Ainsi Robert Badinter a-t-il eu une action déterminante pour protéger l’être humain de toutes sortes de dérives du pouvoir politique et de l’opinion publique. Au-delà de l’abrogation de lois d’exception, il a œuvré pour tenter d’humaniser la condition pénitentiaire et la réinsertion des détenus, tout en faisant progresser l’attention et le soutien porté aux victimes, ainsi qu’à leur défense.
La dépénalisation de l’homosexualité est une autre illustration de son action et d’un progrès majeur d’humanité et de respect de la dignité humaine.
Je retiendrai aussi un évènement si peu médiatique mais si important pour la protection des personnes face à la toute-puissance de l’Etat : c’est le décret qui permet au simple citoyen de saisir la Cour européenne des droits de l’homme, dont les décisions s’imposent à la justice française.
Dans les batailles menées par Amnesty International, et dans la clarté de l’œuvre de Robert Badinter, j’y ai retrouvé cette exigence de vérité dans l’engagement politique qui en éclaire sa finalité tout autant que le choix des moyens, et qu’incarna auparavant Pierre Mendès France.
Robert Badinter voulait également tenir ensemble le respect du droit, l’exigence de la morale, et la volonté politique : c’est là un message d’une grande actualité.
Au plus profond de lui-même, affrontant la mort de son père et d’une partie de sa famille, victimes de la persécution des Juifs par les nazis aidés par le régime de Vichy, Robert Badinter a eu ce mot : la vie est plus forte que la mort.
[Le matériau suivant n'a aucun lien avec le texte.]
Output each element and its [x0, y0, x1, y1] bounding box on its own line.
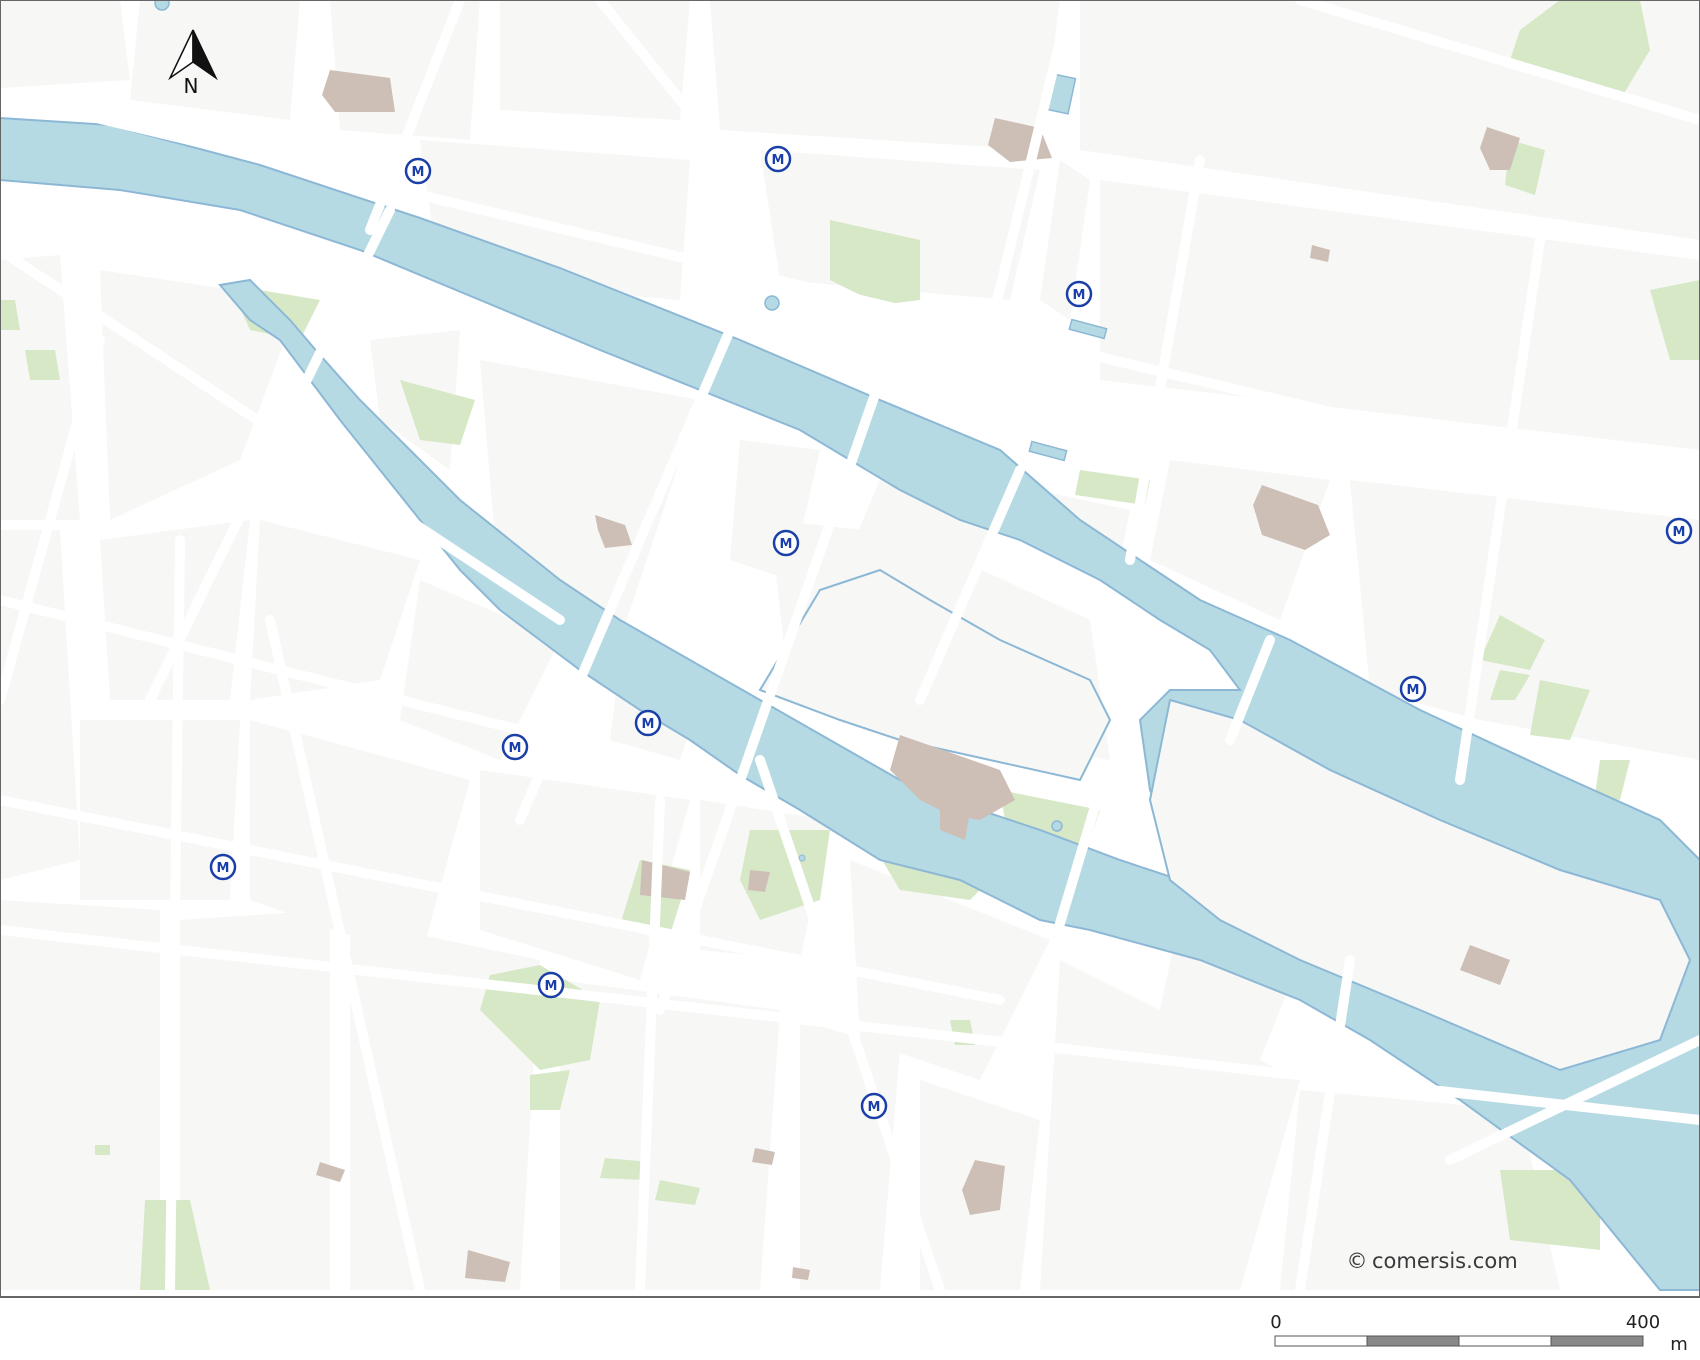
metro-station-icon[interactable]: M: [501, 733, 529, 761]
metro-station-icon[interactable]: M: [634, 709, 662, 737]
metro-station-label: M: [412, 165, 425, 180]
metro-station-label: M: [1073, 288, 1086, 303]
metro-station-label: M: [1407, 683, 1420, 698]
metro-station-label: M: [642, 717, 655, 732]
metro-station-icon[interactable]: M: [1399, 675, 1427, 703]
metro-station-label: M: [780, 537, 793, 552]
metro-station-label: M: [1673, 525, 1686, 540]
scale-unit-label: m: [1670, 1334, 1688, 1355]
copyright-icon: ©: [1347, 1249, 1368, 1273]
metro-station-icon[interactable]: M: [772, 529, 800, 557]
metro-station-icon[interactable]: M: [404, 157, 432, 185]
metro-station-icon[interactable]: M: [860, 1092, 888, 1120]
metro-station-label: M: [772, 153, 785, 168]
metro-station-icon[interactable]: M: [537, 971, 565, 999]
city-map[interactable]: N M M M M M M M M M M M © comersis.com 0 400 m: [0, 0, 1700, 1360]
metro-station-icon[interactable]: M: [1065, 280, 1093, 308]
attribution-label: comersis.com: [1372, 1249, 1518, 1273]
metro-station-label: M: [545, 979, 558, 994]
north-label: N: [184, 74, 199, 98]
metro-station-label: M: [217, 861, 230, 876]
scale-end-label: 400: [1626, 1312, 1660, 1333]
metro-station-label: M: [509, 741, 522, 756]
map-frame: [0, 0, 1700, 1295]
metro-station-icon[interactable]: M: [209, 853, 237, 881]
metro-station-icon[interactable]: M: [764, 145, 792, 173]
scale-start-label: 0: [1270, 1312, 1281, 1333]
metro-station-icon[interactable]: M: [1665, 517, 1693, 545]
metro-station-label: M: [868, 1100, 881, 1115]
attribution: © comersis.com: [1347, 1249, 1518, 1273]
Il nous revient de témoigner, et de mener les batailles d’aujourd’hui : contre l’antisémitisme rampant ou ostentatoire, et pour le respect du droit à la vie, à la sécurité et à la dignité de tout être humain. Je pense aussi aux immigrés et aux réfugiés d’aujourd’hui et de demain.
Il faut lire les livres de Robert Badinter et les donner à lire à nos enfants et nos petits enfants : sur la peine de mort, sur la défense des libertés, mais aussi son « Théâtre » qui me rappelle Camus et Sartre : ainsi, le procès pour homosexualité d’Oscar Wilde, les derniers jours du ghetto de Varsovie, et le dialogue imaginaire entre Bousquet et Laval qui vit ses dernières heures. Il faut lire aussi «Vladimir Poutine, l’accusation ».
L’universel demeure une exigence de notre temps et un idéal commun pour lequel il faut continuer d’agir, de prendre la parole, et de témoigner. Parce que la vie est plus forte que la mort.